It's less about how to make them and more about how to measure it.
It actually is a valid method to freehand something and repeatedly check it against gauges until it matches. Since that's so time-consuming and skill-intensive you don't want to do that except to make things in the initial stages, and usually only to make gauges or tools that will obviate the need to repeat similar processes in the future.
So the trick isn't actually how to make "the thing". The trick is how to make the first gauge when you have no gauges to verify it with, and how to verify that all subsequent gauges are good.
The reason that 3-plate method is so important is that it lets you make the first gauge without needing another gauge to verify it. From there the process is mostly using that first gauge (and any other gauges you may have accumulated) to verify if your new gauge is good or not.
Do you know how to measure if something is parallel?
You place it on a surface plate and run a probe along the top face at a fixed height and see if it is actually the same height everywhere. Nowadays, you probably use an indicator mounted to a transfer stand (which will measure the variance in height):

http://www.tool-precision.com/kpt-62.htm
Or even a coordinate measuring machine (which will measure the actual height):

https://www.sinowon.com/micromea10128-moving-bridge-scanning-coordinate-measuring-machine
However, these bely what you actually need: You do not need to measure (i.e. quantify) the height to do this. You do not even need to measure the variance in height.
In the most primitive approach, your hands can feel the resistance decreasing, increasing, or staying due to the height decreasing, increasing, or staying the same as you run it along the surface.
Therefore, you need is a base, a vertical beam, and a sharp horizontal point that can be mounted on the vertical beam at any height. A so-called surface gauge:

https://www.starrett.com/category/111601
Now, you could then freehand and continuously check it until it is parallel. But from what I said above you can probably extrapolate that a much easier method in this case is to run a cutting tool at a fixed height similar to the probe. But if you so desired, you could freehand it to shape it. What you can't do is freehand the measurement part.
You use this to build your parallels. The longer you make your parallels (which also requires making a larger surface plate) higher the resolution you can check for parallelism.
Once you have your parallels you can start working on squares. For initial checks, you choose one arm of the square as a reference edge and align it to the parallel and trace the vertical edge. You then flip it and the more square it is the more closely the mirrored vertical edge will overlap/be parallel to the first traced vertical edge. Again, the longer you make the arms the more resolution you will have to check for squareness.

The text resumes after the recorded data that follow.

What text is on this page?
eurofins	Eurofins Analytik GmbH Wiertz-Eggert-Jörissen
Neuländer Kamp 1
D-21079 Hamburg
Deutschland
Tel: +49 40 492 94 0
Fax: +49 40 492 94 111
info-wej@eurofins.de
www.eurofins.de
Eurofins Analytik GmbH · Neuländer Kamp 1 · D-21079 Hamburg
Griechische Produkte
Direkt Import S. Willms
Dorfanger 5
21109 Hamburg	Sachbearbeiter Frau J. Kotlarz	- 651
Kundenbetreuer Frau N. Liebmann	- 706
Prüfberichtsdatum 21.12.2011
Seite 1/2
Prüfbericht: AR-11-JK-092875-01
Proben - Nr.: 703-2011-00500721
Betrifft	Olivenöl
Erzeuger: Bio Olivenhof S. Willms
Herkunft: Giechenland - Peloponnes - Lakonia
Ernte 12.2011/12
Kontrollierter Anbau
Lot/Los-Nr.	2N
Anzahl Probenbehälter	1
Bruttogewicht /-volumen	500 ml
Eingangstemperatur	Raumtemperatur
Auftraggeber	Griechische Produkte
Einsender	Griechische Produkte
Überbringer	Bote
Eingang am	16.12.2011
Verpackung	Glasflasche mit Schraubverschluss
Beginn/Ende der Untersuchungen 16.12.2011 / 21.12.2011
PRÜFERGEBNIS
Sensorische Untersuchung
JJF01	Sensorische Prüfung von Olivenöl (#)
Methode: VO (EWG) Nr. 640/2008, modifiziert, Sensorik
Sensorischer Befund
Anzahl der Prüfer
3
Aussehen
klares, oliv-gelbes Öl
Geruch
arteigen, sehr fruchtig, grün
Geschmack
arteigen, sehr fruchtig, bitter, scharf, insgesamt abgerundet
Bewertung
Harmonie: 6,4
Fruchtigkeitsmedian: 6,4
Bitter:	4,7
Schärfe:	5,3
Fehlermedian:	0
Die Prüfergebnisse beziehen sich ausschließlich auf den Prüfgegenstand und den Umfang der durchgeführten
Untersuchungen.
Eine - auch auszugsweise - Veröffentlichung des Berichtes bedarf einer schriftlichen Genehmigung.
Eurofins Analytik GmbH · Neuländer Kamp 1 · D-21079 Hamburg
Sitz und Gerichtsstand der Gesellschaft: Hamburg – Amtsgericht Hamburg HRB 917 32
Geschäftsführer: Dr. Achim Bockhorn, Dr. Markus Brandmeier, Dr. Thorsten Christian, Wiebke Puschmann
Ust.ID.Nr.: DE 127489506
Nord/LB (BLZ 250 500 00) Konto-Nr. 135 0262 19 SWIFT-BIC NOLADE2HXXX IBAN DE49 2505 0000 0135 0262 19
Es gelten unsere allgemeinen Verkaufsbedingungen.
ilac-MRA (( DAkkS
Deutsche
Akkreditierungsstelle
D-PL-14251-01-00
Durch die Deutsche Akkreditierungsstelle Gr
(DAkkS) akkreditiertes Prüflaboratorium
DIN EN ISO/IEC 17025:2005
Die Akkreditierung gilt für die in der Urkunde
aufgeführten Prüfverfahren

https://www.wikiwand.com/en/Square_%28tool%29
Later on you can also do things like mount parallels vertically on a surface plate and run a height gauge on the "unfinished ends" until they read a constant height above the surface plate. At that point your parallels now have ends that are square to the length.
From there you can then mount a horizontal parallel (that does not necessarily need square ends) on top of a vertical parallel (that does have square ends) and run a probe along the length of the horizontal parallel to check if it's height above the surface plate is constant.

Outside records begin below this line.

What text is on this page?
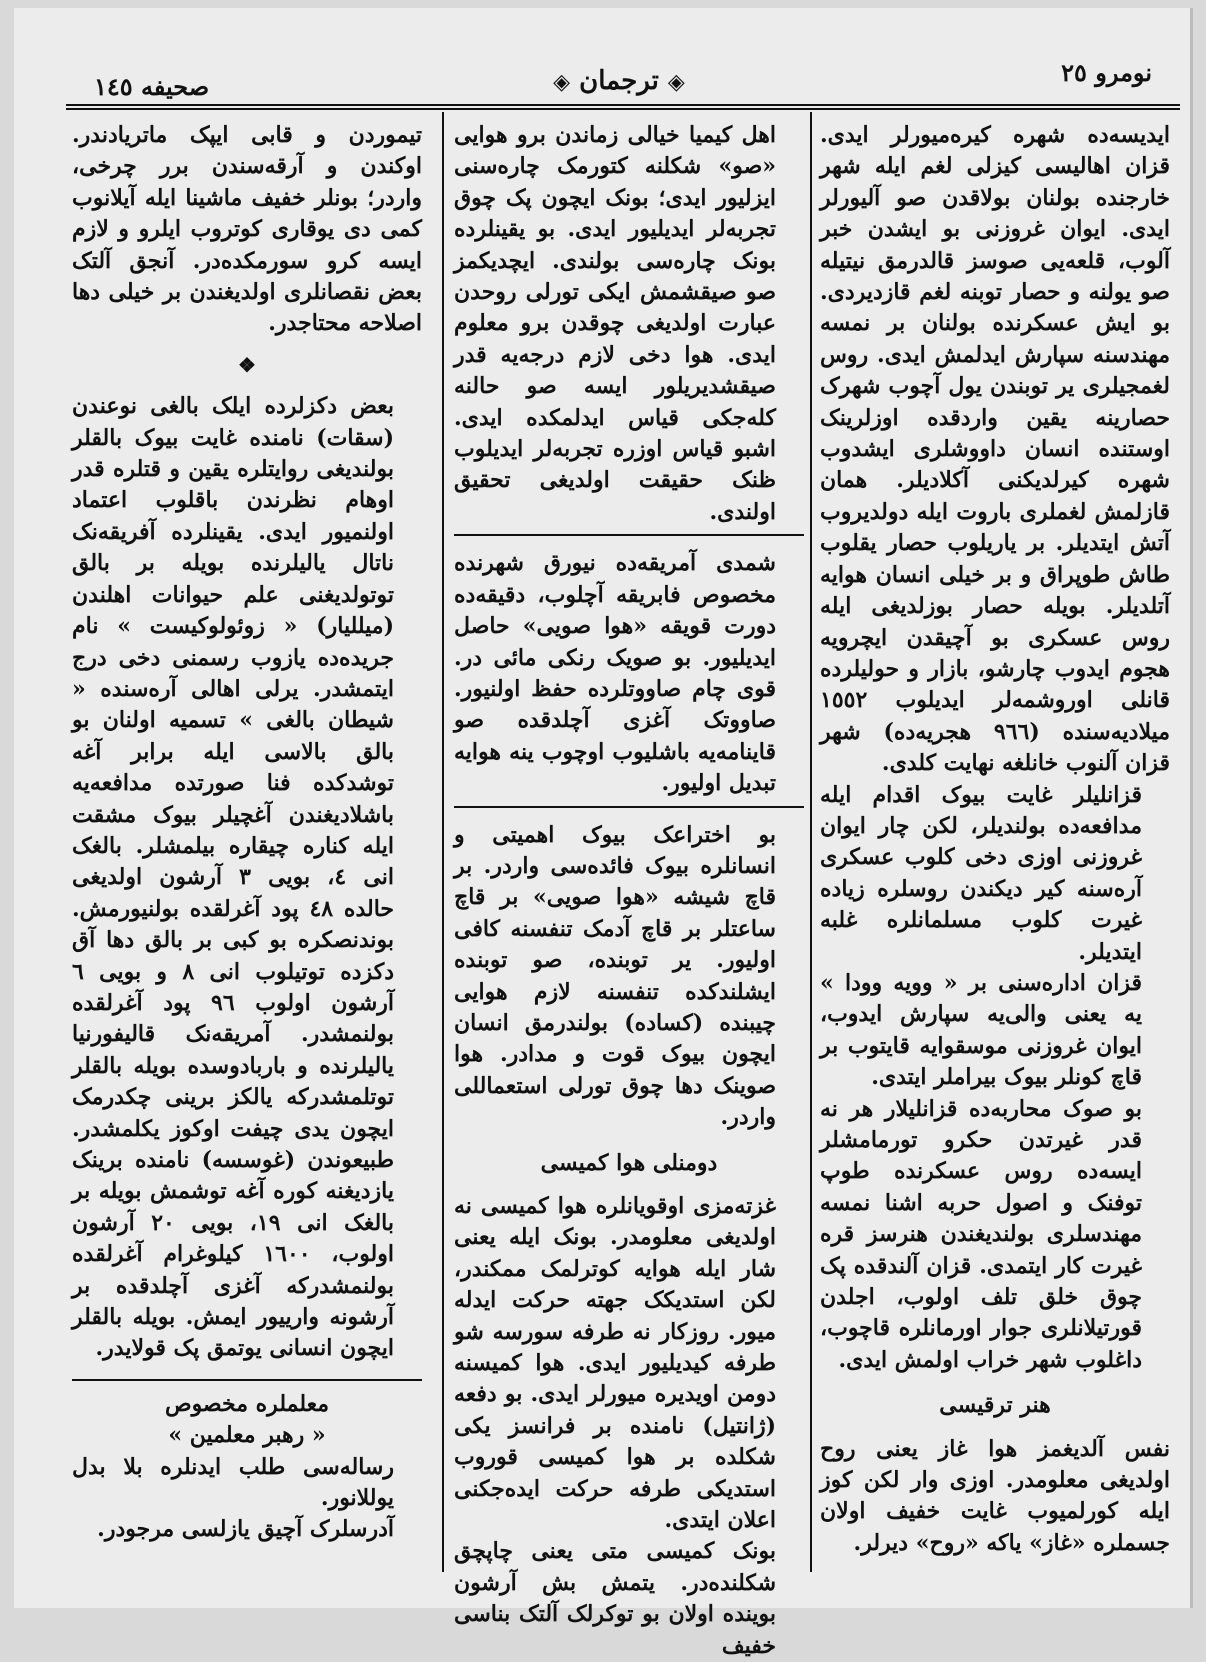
نومرو ٢٥
◈ ترجمان ◈
صحيفه ١٤٥

ایدیسه‌ده شهره کیره‌میورلر ایدی. قزان اهالیسی کیزلی لغم ایله شهر خارجنده بولنان بولاقدن صو آلیورلر ایدی. ایوان غروزنی بو ایشدن خبر آلوب، قلعه‌یی صوسز قالدرمق نیتیله صو یولنه و حصار توبنه لغم قازدیردی. بو ایش عسکرنده بولنان بر نمسه مهندسنه سپارش ایدلمش ایدی. روس لغمجیلری یر توبندن یول آچوب شهرک حصارینه یقین واردقده اوزلرینک اوستنده انسان داووشلری ایشدوب شهره کیرلدیکنی آکلادیلر. همان قازلمش لغملری باروت ایله دولدیروب آتش ایتدیلر. بر یاریلوب حصار یقلوب طاش طوپراق و بر خیلی انسان هوایه آتلدیلر. بویله حصار بوزلدیغی ایله روس عسکری بو آچیقدن ایچرویه هجوم ایدوب چارشو، بازار و حولیلرده قانلی اوروشمه‌لر ایدیلوب ١٥٥٢ میلادیه‌سنده (٩٦٦ هجریه‌ده) شهر قزان آلنوب خانلغه نهایت کلدی.

قزانلیلر غایت بیوک اقدام ایله مدافعه‌ده بولندیلر، لکن چار ایوان غروزنی اوزی دخی کلوب عسکری آره‌سنه کیر دیکندن روسلره زیاده غیرت کلوب مسلمانلره غلبه ایتدیلر.

قزان اداره‌سنی بر « وویه وودا » یه یعنی والی‌یه سپارش ایدوب، ایوان غروزنی موسقوایه قایتوب بر قاچ کونلر بیوک بیراملر ایتدی.

بو صوک محاربه‌ده قزانلیلار هر نه قدر غیرتدن حکرو تورمامشلر ایسه‌ده روس عسکرنده طوپ توفنک و اصول حربه اشنا نمسه مهندسلری بولندیغندن هنرسز قره غیرت کار ایتمدی. قزان آلندقده پک چوق خلق تلف اولوب، اجلدن قورتیلانلری جوار اورمانلره قاچوب، داغلوب شهر خراب اولمش ایدی.

هنر ترقیسی

نفس آلدیغمز هوا غاز یعنی روح اولدیغی معلومدر. اوزی وار لکن کوز ایله کورلمیوب غایت خفیف اولان جسملره «غاز» یاکه «روح» دیرلر.

اهل کیمیا خیالی زماندن برو هوایی «صو» شکلنه کتورمک چاره‌سنی ایزلیور ایدی؛ بونک ایچون پک چوق تجربه‌لر ایدیلیور ایدی. بو یقینلرده بونک چاره‌سی بولندی. ایچدیکمز صو صیقشمش ایکی تورلی روحدن عبارت اولدیغی چوقدن برو معلوم ایدی. هوا دخی لازم درجه‌یه قدر صیقشدیریلور ایسه صو حالنه کله‌جکی قیاس ایدلمکده ایدی. اشبو قیاس اوزره تجربه‌لر ایدیلوب ظنک حقیقت اولدیغی تحقیق اولندی.

شمدی آمریقه‌ده نیورق شهرنده مخصوص فابریقه آچلوب، دقیقه‌ده دورت قویقه «هوا صویی» حاصل ایدیلیور. بو صویک رنکی مائی در. قوی چام صاووتلرده حفظ اولنیور. صاووتک آغزی آچلدقده صو قاینامه‌یه باشلیوب اوچوب ینه هوایه تبدیل اولیور.

بو اختراعک بیوک اهمیتی و انسانلره بیوک فائده‌سی واردر. بر قاچ شیشه «هوا صویی» بر قاچ ساعتلر بر قاچ آدمک تنفسنه کافی اولیور. یر توبنده، صو توبنده ایشلندکده تنفسنه لازم هوایی چیبنده (کساده) بولندرمق انسان ایچون بیوک قوت و مدادر. هوا صوینک دها چوق تورلی استعماللی واردر.

دومنلی هوا کمیسی

غزته‌مزی اوقویانلره هوا کمیسی نه اولدیغی معلومدر. بونک ایله یعنی شار ایله هوایه کوترلمک ممکندر، لکن استدیکک جهته حرکت ایدله میور. روزکار نه طرفه سورسه شو طرفه کیدیلیور ایدی. هوا کمیسنه دومن اویدیره میورلر ایدی. بو دفعه (ژانتیل) نامنده بر فرانسز یکی شکلده بر هوا کمیسی قوروب استدیکی طرفه حرکت ایده‌جکنی اعلان ایتدی.

بونک کمیسی متی یعنی چاپچق شکلنده‌در. یتمش بش آرشون بوینده اولان بو توکرلک آلتک بناسی خفیف

تیموردن و قابی ایپک ماتریادندر. اوکندن و آرقه‌سندن برر چرخی، واردر؛ بونلر خفیف ماشینا ایله آیلانوب کمی دی یوقاری کوتروب ایلرو و لازم ایسه کرو سورمکده‌در. آنجق آلتک بعض نقصانلری اولدیغندن بر خیلی دها اصلاحه محتاجدر.

❖

بعض دکزلرده ایلک بالغی نوعندن (سقات) نامنده غایت بیوک بالقلر بولندیغی روایتلره یقین و قتلره قدر اوهام نظرندن باقلوب اعتماد اولنمیور ایدی. یقینلرده آفریقه‌نک ناتال یالیلرنده بویله بر بالق توتولدیغنی علم حیوانات اهلندن (میللیار) « زوئولوکیست » نام جریده‌ده یازوب رسمنی دخی درج ایتمشدر. یرلی اهالی آره‌سنده « شیطان بالغی » تسمیه اولنان بو بالق بالاسی ایله برابر آغه توشدکده فنا صورتده مدافعه‌یه باشلادیغندن آغچیلر بیوک مشقت ایله کناره چیقاره بیلمشلر. بالغک انی ٤، بویی ٣ آرشون اولدیغی حالده ٤٨ پود آغرلقده بولنیورمش. بوندنصکره بو کبی بر بالق دها آق دکزده توتیلوب انی ٨ و بویی ٦ آرشون اولوب ٩٦ پود آغرلقده بولنمشدر. آمریقه‌نک قالیفورنیا یالیلرنده و باربادوسده بویله بالقلر توتلمشدرکه یالکز برینی چکدرمک ایچون یدی چیفت اوکوز یکلمشدر. طبیعوندن (غوسسه) نامنده برینک یازدیغنه کوره آغه توشمش بویله بر بالغک انی ١٩، بویی ٢٠ آرشون اولوب، ١٦٠٠ کیلوغرام آغرلقده بولنمشدرکه آغزی آچلدقده بر آرشونه وارییور ایمش. بویله بالقلر ایچون انسانی یوتمق پک قولایدر.

معلملره مخصوص
« رهبر معلمین »

رساله‌سی طلب ایدنلره بلا بدل یوللانور.

آدرسلرک آچیق یازلسی مرجودر.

https://www.hobby-machinist.com/threads/magnetic-cylinder-square.74800/
Also, from having parallels with square ends, you can now now make devices sit on the surface plate and run up and down vertical from the surface plate to more quickly check for squareness without needing to do something like mount two parallels together. But this is not strictly necessary. It's just really convenient.

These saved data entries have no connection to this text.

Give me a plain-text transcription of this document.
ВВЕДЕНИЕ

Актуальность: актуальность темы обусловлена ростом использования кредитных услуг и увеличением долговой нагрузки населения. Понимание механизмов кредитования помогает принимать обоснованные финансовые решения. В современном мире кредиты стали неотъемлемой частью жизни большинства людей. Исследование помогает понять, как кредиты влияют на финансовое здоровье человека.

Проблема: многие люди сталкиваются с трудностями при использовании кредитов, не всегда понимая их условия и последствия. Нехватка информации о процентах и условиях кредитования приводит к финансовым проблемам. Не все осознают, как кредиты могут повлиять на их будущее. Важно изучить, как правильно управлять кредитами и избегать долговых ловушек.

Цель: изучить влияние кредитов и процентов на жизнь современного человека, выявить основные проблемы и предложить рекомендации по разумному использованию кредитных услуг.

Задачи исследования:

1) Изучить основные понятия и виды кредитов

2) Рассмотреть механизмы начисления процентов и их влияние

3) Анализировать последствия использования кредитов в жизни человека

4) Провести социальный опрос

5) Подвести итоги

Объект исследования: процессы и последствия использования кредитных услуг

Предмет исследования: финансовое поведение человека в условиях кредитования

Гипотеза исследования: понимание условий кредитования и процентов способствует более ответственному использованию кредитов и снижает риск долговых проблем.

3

http://www.tool-precision.com/kpt-sixty-two-a.html
At that point you have squares and parallels with square ends. Only then do you start worrying about making a gage block which is parallel, square, and of a particular dimension. Because dimensions are arbitrary. Parallelism and squareness (and by extension cubes), are not.
You would check the that the dimensions of a cube are all equal the same way you checked for parallelism by checking for constant height above a surface plate. And if it was the beginning you could just make any cube, as long as it was a cube and declare that as your unit of length. Because dimensions are arbitrary. Parallelism and squareness (and by extension cubes), are not.
As a result, dimensions tend to be least important thing. Geometry tends to be far more important (parallelism, squareness, roundness, flatness). A gauge block where the dimensions are a bit off but where the ends are parallel parallel is still useful, but a gauge block where the ends are not parallel is useless.